Only the process behavior chart explicitly looks for upsets created by both known and unknown causes. Aristotle’s approach of studying the points where the process changes allows us to discover things that are beyond the scope of experimental studies and that cannot be discovered by data-snooping techniques. In addition, the process behavior chart approach does not waste time and effort on quantifying trivial effects. By always focusing on causes with dominant effects, process behavior charts allow us to learn how to operate our processes predictably, with minimum variance and on target.

So if you are confident that you can discover things that were overlooked by R&D, then go ahead and use an experimental approach to process improvement.

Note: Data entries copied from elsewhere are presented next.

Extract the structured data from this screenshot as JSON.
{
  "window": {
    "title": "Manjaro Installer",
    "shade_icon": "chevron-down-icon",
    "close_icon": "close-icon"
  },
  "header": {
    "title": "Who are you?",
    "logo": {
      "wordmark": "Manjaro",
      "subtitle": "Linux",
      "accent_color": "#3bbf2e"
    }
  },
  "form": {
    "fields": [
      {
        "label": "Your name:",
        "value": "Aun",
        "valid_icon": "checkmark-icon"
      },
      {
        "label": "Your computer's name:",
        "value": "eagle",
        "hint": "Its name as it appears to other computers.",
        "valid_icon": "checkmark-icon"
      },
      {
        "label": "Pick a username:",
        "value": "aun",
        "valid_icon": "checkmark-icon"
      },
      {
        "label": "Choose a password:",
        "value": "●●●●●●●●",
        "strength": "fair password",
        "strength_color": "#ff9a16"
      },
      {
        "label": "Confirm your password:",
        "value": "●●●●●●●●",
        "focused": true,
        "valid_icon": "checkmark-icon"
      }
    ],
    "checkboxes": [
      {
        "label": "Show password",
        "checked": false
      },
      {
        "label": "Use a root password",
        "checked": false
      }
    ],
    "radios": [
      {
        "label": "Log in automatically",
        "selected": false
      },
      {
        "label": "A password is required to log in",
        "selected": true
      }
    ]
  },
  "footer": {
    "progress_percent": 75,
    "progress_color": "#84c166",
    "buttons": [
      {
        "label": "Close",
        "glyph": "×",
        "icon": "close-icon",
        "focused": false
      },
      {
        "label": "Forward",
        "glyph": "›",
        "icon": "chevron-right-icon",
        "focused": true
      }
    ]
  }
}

Or if, unlike Aristotle, you are confident that your process is unchanging over time, then use one of the data-snooping approaches to process improvement. The complexity and sophistication of these techniques will impress everyone. But be aware that your results may only be as durable as a house of cards.

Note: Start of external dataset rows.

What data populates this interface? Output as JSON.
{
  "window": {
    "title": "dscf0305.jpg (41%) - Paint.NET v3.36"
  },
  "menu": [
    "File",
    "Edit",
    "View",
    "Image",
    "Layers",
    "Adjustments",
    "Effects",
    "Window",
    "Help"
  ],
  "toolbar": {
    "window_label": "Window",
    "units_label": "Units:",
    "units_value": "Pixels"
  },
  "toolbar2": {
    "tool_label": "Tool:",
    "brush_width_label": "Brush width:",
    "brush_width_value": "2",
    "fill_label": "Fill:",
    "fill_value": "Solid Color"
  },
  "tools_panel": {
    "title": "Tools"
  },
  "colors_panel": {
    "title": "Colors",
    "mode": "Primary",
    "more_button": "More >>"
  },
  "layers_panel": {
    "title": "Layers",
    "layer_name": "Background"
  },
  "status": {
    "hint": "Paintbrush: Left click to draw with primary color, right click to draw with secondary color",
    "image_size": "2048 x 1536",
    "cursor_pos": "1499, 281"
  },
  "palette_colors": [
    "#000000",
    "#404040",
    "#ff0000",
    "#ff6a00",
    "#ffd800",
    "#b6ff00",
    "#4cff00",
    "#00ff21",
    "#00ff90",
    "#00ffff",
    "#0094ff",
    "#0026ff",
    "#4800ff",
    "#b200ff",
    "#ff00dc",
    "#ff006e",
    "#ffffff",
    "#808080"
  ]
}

If you simply want to improve your process, then use process behavior charts to discover how to operate your process up to its full potential. Nothing even comes close to delivering so much with so little effort.


About The Author

Donald J. Wheeler’s picture

Donald J. Wheeler

Dr. Wheeler is a fellow of both the American Statistical Association and the American Society for Quality who has taught more than 1,000 seminars in 17 countries on six continents. He welcomes your questions; you can contact him at djwheeler@spcpress.com.



How to measure variation on y axis

Wonderful article Don, thank you.

They axis states "Variation in Product due to Each Cause", how do we calculate these values using a control chart


Multi Vari

Sometimes a multi vari study is a good compromise between purely experimental and purely observational. 

Different Approaches and the High-Reliability Organization

This article is another in a long line of excellent articles on SPC and process improvement. Thanks for this, Don!

I just wanted to add two cents to this, because I have recently had what looked like a good opportunity: to help a healthcare organization in its journey to becoming a High Reliability Organization. The concept came from studies in the late '80s around Aircraft Carrier Group operations and Airline flight operations. The idea is to work a highly complex set of operations and develop processes and systems that yield very high reliability, i.e., very low defective counts.

What evolved from the research were five basic traits or values shared by HROs:

1. Sensitivity to operations - leaders and staff are constantly aware of how processes and systems affect the organization. 

2. Reluctance to accept "simple" explanations - HROs recongnize the risk of "common sense" assumpions and failure to dig deeply enough to find the real sources of problems.

3. A preoccupation with failure - every employee at every level is encouraged to identify and (if possible) find solutions to problems.

4. High reliability organizations defer to expertise - leaders at HROs listen to people who have the most knowledge about a task. 

5. HROs are resilient - (sometimes "relentless"). This is essentially what Deming called "Constancy of Purpose," but it is also about seeing mistakes as opportunities for improvement, and relentlessly pursuing those opportunities.

The reason I bring this up is that it struck me as we were beginning what looked like a promising journey, it struck me that one of their problems was the problem of rarity. They are looking for problems that occur rarely (the crash of an aircraft, cross-infection in a surgical suite). These fit well into Don's category 4. 

The prime contractor I was working for ended up losing the contract before we got very far, but their approach didn't strike me as effective. They immediately decided that the only way for them to make progress was to ignore value 2, because all the healthcare professionals involved thought that complex problem solving paradigms (that included SPC or any other statistical methods) would be too confusing, so they decided to mandate the lean 9-block A3 as their only problem-solving method.